1968: Wright Patterson rumors
In a 1988 statement, Senator Barry Goldwater says that, in the 1960s, he asked SAC commander Gen. Curtis LeMay if the rumors of recovered ET bodies from the Roswell crash are true, if they were being held in a morgue at Wright-Patterson Air Force Base, and if so if he could visit the morgue. He claims LeMay said “Not only can’t you get into it, but don’t you ever fucking mention it to me again.”

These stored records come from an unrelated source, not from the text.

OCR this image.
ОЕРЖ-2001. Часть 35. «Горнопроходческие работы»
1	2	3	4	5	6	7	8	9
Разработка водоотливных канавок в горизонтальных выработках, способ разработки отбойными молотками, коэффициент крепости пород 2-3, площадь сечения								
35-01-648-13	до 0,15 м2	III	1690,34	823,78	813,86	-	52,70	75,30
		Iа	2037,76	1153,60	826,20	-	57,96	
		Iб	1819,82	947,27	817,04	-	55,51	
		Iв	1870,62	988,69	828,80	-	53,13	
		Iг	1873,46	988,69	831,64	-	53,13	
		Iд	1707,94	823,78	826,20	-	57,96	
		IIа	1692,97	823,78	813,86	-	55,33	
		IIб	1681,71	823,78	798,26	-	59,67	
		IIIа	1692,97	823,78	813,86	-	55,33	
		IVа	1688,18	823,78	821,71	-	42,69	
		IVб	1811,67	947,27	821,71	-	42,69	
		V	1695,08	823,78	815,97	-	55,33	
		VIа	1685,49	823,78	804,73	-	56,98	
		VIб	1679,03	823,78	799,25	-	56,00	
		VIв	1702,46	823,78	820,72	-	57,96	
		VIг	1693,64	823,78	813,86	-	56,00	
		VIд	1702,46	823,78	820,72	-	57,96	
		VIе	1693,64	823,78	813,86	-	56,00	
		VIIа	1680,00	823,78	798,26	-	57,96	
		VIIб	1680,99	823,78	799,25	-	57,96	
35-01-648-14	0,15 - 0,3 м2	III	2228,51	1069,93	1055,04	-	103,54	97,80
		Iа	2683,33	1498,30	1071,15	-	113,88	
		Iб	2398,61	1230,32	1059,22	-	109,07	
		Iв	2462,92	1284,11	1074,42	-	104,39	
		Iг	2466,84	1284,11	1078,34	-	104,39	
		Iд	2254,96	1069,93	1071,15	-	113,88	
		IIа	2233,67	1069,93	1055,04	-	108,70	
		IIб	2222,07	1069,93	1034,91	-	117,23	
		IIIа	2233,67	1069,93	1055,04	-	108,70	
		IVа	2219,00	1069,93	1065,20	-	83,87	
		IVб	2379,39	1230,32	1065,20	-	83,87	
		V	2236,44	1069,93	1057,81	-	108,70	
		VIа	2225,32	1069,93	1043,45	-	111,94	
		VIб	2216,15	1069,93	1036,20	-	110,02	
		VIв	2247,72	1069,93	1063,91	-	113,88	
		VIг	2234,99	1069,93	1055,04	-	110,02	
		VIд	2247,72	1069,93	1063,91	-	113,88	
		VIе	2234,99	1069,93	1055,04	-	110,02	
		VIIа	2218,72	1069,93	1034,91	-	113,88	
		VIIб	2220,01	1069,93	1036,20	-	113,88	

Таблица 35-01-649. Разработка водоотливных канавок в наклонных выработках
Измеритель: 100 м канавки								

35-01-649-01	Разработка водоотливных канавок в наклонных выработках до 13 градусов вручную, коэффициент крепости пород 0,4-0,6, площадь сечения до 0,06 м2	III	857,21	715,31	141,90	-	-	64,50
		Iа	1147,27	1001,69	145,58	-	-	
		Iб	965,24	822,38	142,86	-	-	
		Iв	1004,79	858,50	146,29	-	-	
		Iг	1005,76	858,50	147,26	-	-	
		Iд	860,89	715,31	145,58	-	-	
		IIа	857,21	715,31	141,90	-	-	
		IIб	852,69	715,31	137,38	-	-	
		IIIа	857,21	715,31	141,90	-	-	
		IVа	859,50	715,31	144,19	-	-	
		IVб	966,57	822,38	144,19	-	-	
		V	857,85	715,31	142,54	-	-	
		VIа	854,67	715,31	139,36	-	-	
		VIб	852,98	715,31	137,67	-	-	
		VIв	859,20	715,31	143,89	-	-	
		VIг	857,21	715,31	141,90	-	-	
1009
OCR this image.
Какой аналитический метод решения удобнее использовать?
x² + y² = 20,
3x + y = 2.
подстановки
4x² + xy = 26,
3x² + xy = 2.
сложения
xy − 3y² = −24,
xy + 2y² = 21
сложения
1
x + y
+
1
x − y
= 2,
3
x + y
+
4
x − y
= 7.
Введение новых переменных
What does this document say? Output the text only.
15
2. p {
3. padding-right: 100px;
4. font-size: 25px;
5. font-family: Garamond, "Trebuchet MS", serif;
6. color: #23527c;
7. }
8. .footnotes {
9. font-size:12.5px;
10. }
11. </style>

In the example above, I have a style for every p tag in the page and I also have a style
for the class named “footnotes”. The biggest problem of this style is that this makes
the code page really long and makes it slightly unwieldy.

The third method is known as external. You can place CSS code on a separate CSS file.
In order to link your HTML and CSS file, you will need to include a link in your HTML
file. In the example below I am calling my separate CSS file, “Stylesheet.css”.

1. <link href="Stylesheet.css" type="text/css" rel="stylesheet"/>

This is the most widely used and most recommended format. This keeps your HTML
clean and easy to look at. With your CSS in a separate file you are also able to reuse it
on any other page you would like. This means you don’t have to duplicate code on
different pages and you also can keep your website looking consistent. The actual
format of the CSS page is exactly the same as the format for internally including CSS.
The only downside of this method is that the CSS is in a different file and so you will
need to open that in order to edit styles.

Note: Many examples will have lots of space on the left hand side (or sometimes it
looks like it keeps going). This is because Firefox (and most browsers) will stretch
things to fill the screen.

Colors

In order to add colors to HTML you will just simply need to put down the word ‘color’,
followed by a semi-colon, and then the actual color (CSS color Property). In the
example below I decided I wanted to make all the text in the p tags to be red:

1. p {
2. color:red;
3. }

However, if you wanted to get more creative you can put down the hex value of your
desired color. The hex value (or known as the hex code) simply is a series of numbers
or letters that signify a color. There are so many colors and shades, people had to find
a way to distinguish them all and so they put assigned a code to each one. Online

1960s-1980s: ICBM Stalking
In 2010, Robert Hastings, a former USAF missileman, claims that once, while he was stationed at a Minuteman Missile Silo in the 1980s, several unusual aircraft appeared and hovered near it coinciding with a power outage at the silo. He says a security team arrived and opened fire at the aircraft which withdrew. He provides an affidavit from Larry Manross, the retired missile launch commander at Minot AFB, who substantiates the claim. Robert Salas, another former missileman, says he experienced a similar occurrence in 1967 at an ICBM field outside Malmstrom Air Force Base in Montana.
1980s
Paul Bennewitz, an electrical engineer and Coast Guard veteran, runs a business selling specialized sensors to Sandia National Laboratory. He becomes convinced he has seen UFOs near Kirtland Air Force Base from his home near the base and begins talking about it. In the 2000s, Richard Doty - a retired U.S. Air Force OSI special agent who had been posted to KAFB at the time - says that OSI believed Bennewitz had witnessed tests of a classified and experimental system. To keep it covered up, they contacted Bennewitz and helped him believe he was seeing UFOs controlled by ETs by feeding him false documents. Doty's claims are later reinforced with declassified FOIA documents. Bennewitz, being fed with increasingly crazy claims by the Air Force, becomes obsessed with the idea of an imminent alien invasion, has a mental breakdown, and is sent to a mental institution. The government later settles with the family out of court.
Doty subsequently claims that, while Bennewitz never saw a UFO, he (Doty) had received a 45-minute briefing that claimed the USG actually did recover alien technology at Roswell and that, on one occasion in the 1990s, he had been tasked with contacting a rancher in New Mexico dying of cancer who claimed to have come into possession of a piece of alien technology that had been given to him as a "gift." He retrieved this item and was ordered to surrender it to civilians who weren't known to him but were dressed all in black and drove a black car.
1984: MJ-12
Documents are released purportedly originated from the U.S. Government that assert the existence of a body called the Majestic 12. The Majestic 12 was a self-perpetuating group of 12 senior military officers, scientists, and bureaucrats who controlled all known information relating to a series of visitations that have been occurring of a non-human intelligence, and was originally created by Harry Truman but stopped reporting to presidents after Dwight Eisenhower, thereafter operating independently and outside government control. The original Majestic 12 included former physicist Donald Howard Menzel, Gen. Hoyt Vandenberg, Admiral Sidney Souers, CIA director Roscoe H. Hillenkoetter, National Security Advisor Gordon Gray, and others. The FBI investigates the documents and declares them to be a hoax.
2004: Tic Tac UFOs
Four U.S. Navy pilots encounter unusual, "Tic Tac shaped" aircraft operating off the West Coast. They claim they exhibit flight characteristics that defy known aircraft capabilities, including making right-angle turns at the speed of sound.